Après trois ans d’enquête, Public Eye a fait la lumière sur un modèle d’affaires international qui n’était alors connu que des initiés. Le rapport « Dirty Diesel (en anglais) montre pour la première fois comment des négociants de matières premières profitent systématiquement de la faiblesse des standards africains pour optimiser leurs marges en vendant des carburants toxiques – et ce au détriment de la santé des populations africaines. Ils profitent de la faiblesse des standards dans certains pays pour y vendre des carburants qui ne pourraient jamais être commercialisés en Europe. Ils ont ainsi une part de responsabilité dans la mort prématurée de milliers de personnes. Si ces pratiques sont légales, elles n’en restent pas moins illégitimes.

Pollution de l’air en Afrique: une bombe à retardemente

La pollution de l’air est déjà un problème majeur dans les villes africaines. Les gaz d’échappement des véhicules sont responsables d’une grande partie des dangereuses particules fines qui polluent l’air. Bien que le nombre de voitures en circulation en Afrique soit plus faible qu’en Europe, les émissions polluantes y sont plus élevées car les carburants qu’elles consomment contiennent beaucoup plus de soufre et leur combustion libère des quantités très importantes de particules fines.

© Carl De Keyzer/Magnum

Des conséquences désastreuses pour la population

La forte pollution atmosphérique a des conséquences désastreuses pour la santé des populations des régions concernées. Les maladies respiratoires sont l’une des premières causes de recours à des soins hospitaliers à Accra ou Lagos. Si rien n’est fait pour réduire la haute teneur en soufre des carburants, on estime qu’elle entraînera en 2030 la mort prématurée de 31 000 personnes. Ce chiffre est trois fois supérieur à celui de l’Europe, des États-Unis et du Japon réunis. Le nombre de personnes souffrant de maladies respiratoires et cardiovasculaires ainsi que de cancers explosera.

Près de 400 fois plus de soufre que la limite admise en Europe

Les normes en matière de carburants sont nettement plus faibles qu’en Europe sur la plupart du continent africain. Public Eye a analysé la teneur en soufre du diesel commercialisé dans huit pays. Et les résultats sont effarants : celle-ci est jusqu’à 378 fois supérieure à la limite admise en Europe. Nous avons également trouvé d’autres substances très nocives pour la santé des individus, à des niveaux interdits en Europe, comme du benzène ou d’autres composés aromatiques.

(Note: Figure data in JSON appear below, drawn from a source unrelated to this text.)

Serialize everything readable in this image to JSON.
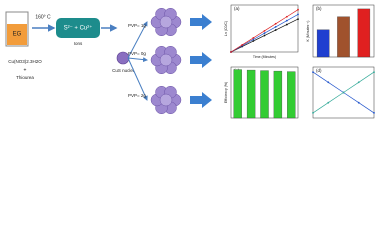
{
  "diagram": {
    "solvent": "EG",
    "temperature": "160° C",
    "reagent_1": "Cu(NO3)2.3H2O",
    "plus": "+",
    "reagent_2": "Thiourea",
    "ions_formula": "S²⁻ + Cu²⁺",
    "ions_label": "Ions",
    "nuclei_label": "CuS nuclei",
    "branches": [
      "PVP= 1g",
      "PVP= 0g",
      "PVP= 2g"
    ]
  },
  "chart_data": [
    {
      "type": "line",
      "title": "(a)",
      "ylabel": "Ln (C0/C)",
      "xlabel": "Time (Minutes)",
      "x": [
        0,
        10,
        20,
        30,
        40,
        50,
        60
      ],
      "xlim": [
        0,
        60
      ],
      "ylim": [
        0,
        3
      ],
      "series": [
        {
          "color": "#111111",
          "values": [
            0,
            0.35,
            0.7,
            1.05,
            1.4,
            1.75,
            2.1
          ]
        },
        {
          "color": "#2255cc",
          "values": [
            0,
            0.4,
            0.8,
            1.2,
            1.6,
            2.0,
            2.4
          ]
        },
        {
          "color": "#dd2222",
          "values": [
            0,
            0.45,
            0.9,
            1.35,
            1.8,
            2.25,
            2.7
          ]
        }
      ]
    },
    {
      "type": "bar",
      "title": "(b)",
      "ylabel": "K (Minutes⁻¹)",
      "categories": [
        null,
        null,
        null
      ],
      "ylim": [
        0,
        0.04
      ],
      "values": [
        0.021,
        0.031,
        0.037
      ],
      "colors": [
        "#1f3fd0",
        "#a0522d",
        "#e02020"
      ]
    },
    {
      "type": "bar",
      "title": "(c)",
      "ylabel": "Efficiency (%)",
      "categories": [
        null,
        null,
        null,
        null,
        null
      ],
      "ylim": [
        0,
        100
      ],
      "values": [
        95,
        94,
        93,
        92,
        91
      ],
      "colors": [
        "#33cc33",
        "#33cc33",
        "#33cc33",
        "#33cc33",
        "#33cc33"
      ]
    },
    {
      "type": "line",
      "title": "(d)",
      "x": [
        0,
        1,
        2,
        3,
        4
      ],
      "xlim": [
        0,
        4
      ],
      "ylim": [
        0,
        100
      ],
      "series": [
        {
          "color": "#2255cc",
          "values": [
            90,
            70,
            50,
            30,
            10
          ]
        },
        {
          "color": "#33aa99",
          "values": [
            10,
            30,
            50,
            70,
            90
          ]
        }
      ]
    }
  ]
}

Teneur en soufre des échantillons de diesel analysés
La teneur en soufre des échantillons de diesel analysés.

Les négociants suisses dominent le marché des carburants sales

Des négociants suisses – Trafigura en tête – mènent le bal des pollueurs en inondant l’Afrique de carburants toxiques. Ils les livrent, les commercialisent à travers leur propre réseau de stations-service, et vont même jusqu’à produire eux-mêmes leurs dangereux mélanges. Ces sociétés profitent systématiquement de la faiblesse des standards dans ces pays pour y réaliser des profits substantiels ; elles n’ont donc aucun intérêt à ce que les standards soient renforcés.

© Public Eye
Les pays africains dans lesquels les négociants suisses sont actifs.